Alfie Kohn in Punished by Rewards tells of a study done by the University of Albany to discern what the effects of bribery are on kids. Although this study used younger children, the principle directly applies to all humans.
In this study, 86 kids from ages 4 to 6 were asked to rate various snack foods as good, bad, okay. Researchers then used one of the top-rated foods as a “bribe” to get kids to eat another one of their self-selected “favorites.” In other words, kids were told that before they could eat popcorn, they had to eat the chips. The popcorn, therefore, became a bribe to get kids to eat the chips.

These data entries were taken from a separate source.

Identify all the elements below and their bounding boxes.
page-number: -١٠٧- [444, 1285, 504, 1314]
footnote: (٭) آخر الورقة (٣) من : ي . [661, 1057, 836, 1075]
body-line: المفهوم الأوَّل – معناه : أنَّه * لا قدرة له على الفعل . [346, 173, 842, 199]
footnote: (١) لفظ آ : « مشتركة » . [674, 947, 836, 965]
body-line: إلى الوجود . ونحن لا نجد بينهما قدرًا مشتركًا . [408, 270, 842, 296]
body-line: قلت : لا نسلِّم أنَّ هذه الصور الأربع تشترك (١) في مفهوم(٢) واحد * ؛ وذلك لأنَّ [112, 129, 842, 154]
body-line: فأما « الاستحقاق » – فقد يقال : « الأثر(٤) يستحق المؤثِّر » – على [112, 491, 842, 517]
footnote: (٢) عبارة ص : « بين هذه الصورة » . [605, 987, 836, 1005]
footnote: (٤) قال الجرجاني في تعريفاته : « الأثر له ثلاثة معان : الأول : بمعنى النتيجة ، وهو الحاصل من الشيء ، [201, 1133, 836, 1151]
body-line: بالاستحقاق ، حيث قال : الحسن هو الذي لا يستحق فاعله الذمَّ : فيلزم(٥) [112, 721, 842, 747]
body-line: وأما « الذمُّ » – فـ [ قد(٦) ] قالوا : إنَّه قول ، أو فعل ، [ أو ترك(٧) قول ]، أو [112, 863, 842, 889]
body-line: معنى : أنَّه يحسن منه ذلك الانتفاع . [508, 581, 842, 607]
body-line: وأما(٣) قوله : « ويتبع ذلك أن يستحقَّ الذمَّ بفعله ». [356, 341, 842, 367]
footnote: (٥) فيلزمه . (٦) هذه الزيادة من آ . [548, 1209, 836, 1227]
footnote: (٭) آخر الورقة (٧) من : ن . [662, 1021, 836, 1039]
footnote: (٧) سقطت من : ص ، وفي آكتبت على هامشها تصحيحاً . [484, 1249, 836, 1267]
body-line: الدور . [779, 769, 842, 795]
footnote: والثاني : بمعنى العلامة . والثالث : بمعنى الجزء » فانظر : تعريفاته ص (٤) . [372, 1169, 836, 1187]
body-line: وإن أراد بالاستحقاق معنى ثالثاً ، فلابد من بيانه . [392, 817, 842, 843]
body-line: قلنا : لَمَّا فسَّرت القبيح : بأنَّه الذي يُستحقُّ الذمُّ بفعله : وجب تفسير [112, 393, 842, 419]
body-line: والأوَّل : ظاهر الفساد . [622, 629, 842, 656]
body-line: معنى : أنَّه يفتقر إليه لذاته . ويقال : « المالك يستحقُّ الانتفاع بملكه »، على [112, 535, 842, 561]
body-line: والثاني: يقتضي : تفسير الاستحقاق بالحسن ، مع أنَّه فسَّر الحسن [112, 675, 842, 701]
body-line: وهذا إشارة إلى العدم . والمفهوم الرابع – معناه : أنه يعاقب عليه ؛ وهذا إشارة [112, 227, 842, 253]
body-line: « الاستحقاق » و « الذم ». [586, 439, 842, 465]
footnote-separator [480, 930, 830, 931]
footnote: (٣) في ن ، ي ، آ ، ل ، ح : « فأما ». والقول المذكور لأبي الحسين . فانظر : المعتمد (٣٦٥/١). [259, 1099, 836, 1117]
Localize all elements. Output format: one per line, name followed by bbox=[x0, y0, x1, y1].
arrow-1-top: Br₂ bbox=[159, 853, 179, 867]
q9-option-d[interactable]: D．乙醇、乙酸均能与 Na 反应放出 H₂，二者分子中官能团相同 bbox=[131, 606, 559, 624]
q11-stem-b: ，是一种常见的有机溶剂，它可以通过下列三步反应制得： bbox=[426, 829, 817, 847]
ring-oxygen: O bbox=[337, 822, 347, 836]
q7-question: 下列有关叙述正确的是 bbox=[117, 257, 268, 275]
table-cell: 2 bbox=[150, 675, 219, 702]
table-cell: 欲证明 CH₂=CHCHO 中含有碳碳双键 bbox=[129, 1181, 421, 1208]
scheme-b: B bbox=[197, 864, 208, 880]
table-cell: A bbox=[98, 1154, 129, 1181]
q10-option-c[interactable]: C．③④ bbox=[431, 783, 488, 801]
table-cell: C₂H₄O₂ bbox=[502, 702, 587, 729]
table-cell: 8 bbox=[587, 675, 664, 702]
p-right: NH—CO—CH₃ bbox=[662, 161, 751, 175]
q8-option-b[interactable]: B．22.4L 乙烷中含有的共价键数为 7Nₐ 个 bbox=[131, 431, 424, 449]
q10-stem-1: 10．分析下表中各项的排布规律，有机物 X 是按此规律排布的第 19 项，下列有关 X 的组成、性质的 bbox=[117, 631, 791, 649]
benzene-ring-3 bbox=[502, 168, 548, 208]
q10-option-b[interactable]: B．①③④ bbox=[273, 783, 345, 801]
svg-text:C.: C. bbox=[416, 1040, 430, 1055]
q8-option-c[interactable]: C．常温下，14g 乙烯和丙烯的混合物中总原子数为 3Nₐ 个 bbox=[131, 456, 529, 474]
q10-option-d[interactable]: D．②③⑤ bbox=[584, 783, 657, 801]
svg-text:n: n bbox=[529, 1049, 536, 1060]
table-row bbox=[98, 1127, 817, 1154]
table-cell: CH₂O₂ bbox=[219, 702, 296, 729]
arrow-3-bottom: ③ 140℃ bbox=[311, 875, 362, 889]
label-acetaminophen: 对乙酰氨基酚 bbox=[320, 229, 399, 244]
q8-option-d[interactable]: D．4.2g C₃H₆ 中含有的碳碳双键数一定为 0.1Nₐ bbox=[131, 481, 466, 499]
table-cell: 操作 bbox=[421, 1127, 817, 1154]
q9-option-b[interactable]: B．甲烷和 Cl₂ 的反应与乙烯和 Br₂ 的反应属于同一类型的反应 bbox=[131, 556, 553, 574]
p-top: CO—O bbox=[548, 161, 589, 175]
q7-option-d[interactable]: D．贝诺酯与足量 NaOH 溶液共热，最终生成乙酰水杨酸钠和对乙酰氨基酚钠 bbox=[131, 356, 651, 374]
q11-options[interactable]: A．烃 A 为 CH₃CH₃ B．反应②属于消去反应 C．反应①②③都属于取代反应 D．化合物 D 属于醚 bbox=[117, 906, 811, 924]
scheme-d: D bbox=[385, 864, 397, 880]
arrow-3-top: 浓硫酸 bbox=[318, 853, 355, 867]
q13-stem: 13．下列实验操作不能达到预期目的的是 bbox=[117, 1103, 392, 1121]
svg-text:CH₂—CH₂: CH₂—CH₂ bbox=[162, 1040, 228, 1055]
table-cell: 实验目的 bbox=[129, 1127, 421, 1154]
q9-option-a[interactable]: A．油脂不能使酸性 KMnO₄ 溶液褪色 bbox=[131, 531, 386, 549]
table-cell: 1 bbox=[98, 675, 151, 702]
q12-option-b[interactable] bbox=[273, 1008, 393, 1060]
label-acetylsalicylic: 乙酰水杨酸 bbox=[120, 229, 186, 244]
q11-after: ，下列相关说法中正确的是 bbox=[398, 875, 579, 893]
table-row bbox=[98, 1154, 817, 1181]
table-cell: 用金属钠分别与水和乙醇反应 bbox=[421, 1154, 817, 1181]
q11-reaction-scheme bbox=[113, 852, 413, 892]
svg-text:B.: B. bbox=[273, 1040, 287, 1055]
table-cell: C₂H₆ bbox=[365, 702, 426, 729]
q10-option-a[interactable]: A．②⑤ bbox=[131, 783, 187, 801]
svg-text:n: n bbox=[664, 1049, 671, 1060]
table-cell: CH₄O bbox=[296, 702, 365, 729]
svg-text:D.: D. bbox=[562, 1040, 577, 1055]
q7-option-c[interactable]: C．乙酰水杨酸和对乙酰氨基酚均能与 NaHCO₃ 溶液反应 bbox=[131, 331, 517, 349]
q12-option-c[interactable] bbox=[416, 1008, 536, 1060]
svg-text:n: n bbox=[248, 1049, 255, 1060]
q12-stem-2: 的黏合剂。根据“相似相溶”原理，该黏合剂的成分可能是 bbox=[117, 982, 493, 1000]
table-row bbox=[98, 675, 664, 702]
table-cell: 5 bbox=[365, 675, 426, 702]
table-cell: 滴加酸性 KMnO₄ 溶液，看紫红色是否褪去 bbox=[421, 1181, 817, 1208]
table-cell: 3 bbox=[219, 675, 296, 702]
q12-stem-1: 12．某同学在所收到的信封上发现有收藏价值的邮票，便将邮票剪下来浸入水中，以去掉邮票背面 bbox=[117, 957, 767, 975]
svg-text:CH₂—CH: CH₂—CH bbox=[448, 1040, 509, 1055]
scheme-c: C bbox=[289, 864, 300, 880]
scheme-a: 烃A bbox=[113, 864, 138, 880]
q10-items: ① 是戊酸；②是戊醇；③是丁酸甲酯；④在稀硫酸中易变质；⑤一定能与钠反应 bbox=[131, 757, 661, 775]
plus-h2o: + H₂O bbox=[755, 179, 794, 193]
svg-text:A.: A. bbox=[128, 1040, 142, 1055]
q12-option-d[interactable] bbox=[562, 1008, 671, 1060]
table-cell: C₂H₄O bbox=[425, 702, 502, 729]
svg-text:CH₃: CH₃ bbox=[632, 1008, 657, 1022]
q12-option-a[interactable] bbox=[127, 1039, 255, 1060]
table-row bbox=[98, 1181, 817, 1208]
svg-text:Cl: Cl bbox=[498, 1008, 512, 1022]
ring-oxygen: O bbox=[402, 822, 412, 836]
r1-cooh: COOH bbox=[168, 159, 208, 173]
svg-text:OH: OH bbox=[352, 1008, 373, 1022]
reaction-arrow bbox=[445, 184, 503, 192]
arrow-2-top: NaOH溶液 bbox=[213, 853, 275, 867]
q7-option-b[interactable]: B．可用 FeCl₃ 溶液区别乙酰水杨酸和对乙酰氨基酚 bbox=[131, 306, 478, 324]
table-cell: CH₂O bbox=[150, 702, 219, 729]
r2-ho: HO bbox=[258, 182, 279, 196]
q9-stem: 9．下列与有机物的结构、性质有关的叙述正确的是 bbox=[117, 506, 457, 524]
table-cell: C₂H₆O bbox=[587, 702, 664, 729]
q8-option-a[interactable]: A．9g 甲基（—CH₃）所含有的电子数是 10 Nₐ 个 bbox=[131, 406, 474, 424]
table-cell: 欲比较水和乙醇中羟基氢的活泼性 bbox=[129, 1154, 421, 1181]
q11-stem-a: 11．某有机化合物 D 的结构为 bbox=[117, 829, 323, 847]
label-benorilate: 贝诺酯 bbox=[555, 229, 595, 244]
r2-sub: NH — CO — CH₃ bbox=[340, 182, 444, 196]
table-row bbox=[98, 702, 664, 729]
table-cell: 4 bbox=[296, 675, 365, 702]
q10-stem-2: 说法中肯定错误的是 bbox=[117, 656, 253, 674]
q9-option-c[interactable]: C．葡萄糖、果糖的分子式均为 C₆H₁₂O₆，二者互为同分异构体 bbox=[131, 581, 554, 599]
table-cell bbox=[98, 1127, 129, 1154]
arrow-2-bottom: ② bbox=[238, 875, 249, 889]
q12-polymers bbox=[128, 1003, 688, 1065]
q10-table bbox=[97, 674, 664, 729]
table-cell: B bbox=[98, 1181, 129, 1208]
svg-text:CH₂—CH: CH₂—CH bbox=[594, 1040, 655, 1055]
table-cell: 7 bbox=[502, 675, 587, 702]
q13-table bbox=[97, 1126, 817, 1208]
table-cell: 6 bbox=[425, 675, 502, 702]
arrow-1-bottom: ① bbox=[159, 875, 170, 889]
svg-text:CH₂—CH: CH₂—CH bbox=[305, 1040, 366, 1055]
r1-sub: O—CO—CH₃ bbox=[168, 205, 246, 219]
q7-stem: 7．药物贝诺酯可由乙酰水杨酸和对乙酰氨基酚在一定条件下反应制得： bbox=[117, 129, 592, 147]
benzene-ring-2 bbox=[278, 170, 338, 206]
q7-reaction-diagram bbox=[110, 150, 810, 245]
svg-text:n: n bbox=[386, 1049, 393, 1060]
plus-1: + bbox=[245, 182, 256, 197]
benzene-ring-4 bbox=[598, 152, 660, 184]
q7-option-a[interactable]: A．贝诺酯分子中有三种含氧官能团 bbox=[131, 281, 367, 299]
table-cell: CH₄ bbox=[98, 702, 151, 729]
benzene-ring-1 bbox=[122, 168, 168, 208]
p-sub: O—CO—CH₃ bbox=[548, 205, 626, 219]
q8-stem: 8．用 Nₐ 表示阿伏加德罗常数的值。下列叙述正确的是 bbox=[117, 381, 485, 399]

The shocking result is noteworthy. Follow-up showed that after one week of bribery, these kids ranked the former “good” chips as “bad!” In just one week, these young children got the not-so-subtle message: “If I have to be offered popcorn as a bribe to eat chips, chips must not be all that great!”
We also have found that however motivating the current “reward” seems to be, sooner or later it will stop having any effect. We have frequently heard the complaint from youth group leaders that the preteens just won’t respond to the reward any more. These well-intentioned adults look for “something bigger and better” than the previous bribe. But eventually nothing works…even for short-term motivation.
Ask yourself this question: “If I’m using a piece of candy or a can of soda or money to get my kids to memorize scripture, what message am I giving kids about God’s Word? Is it spinach?”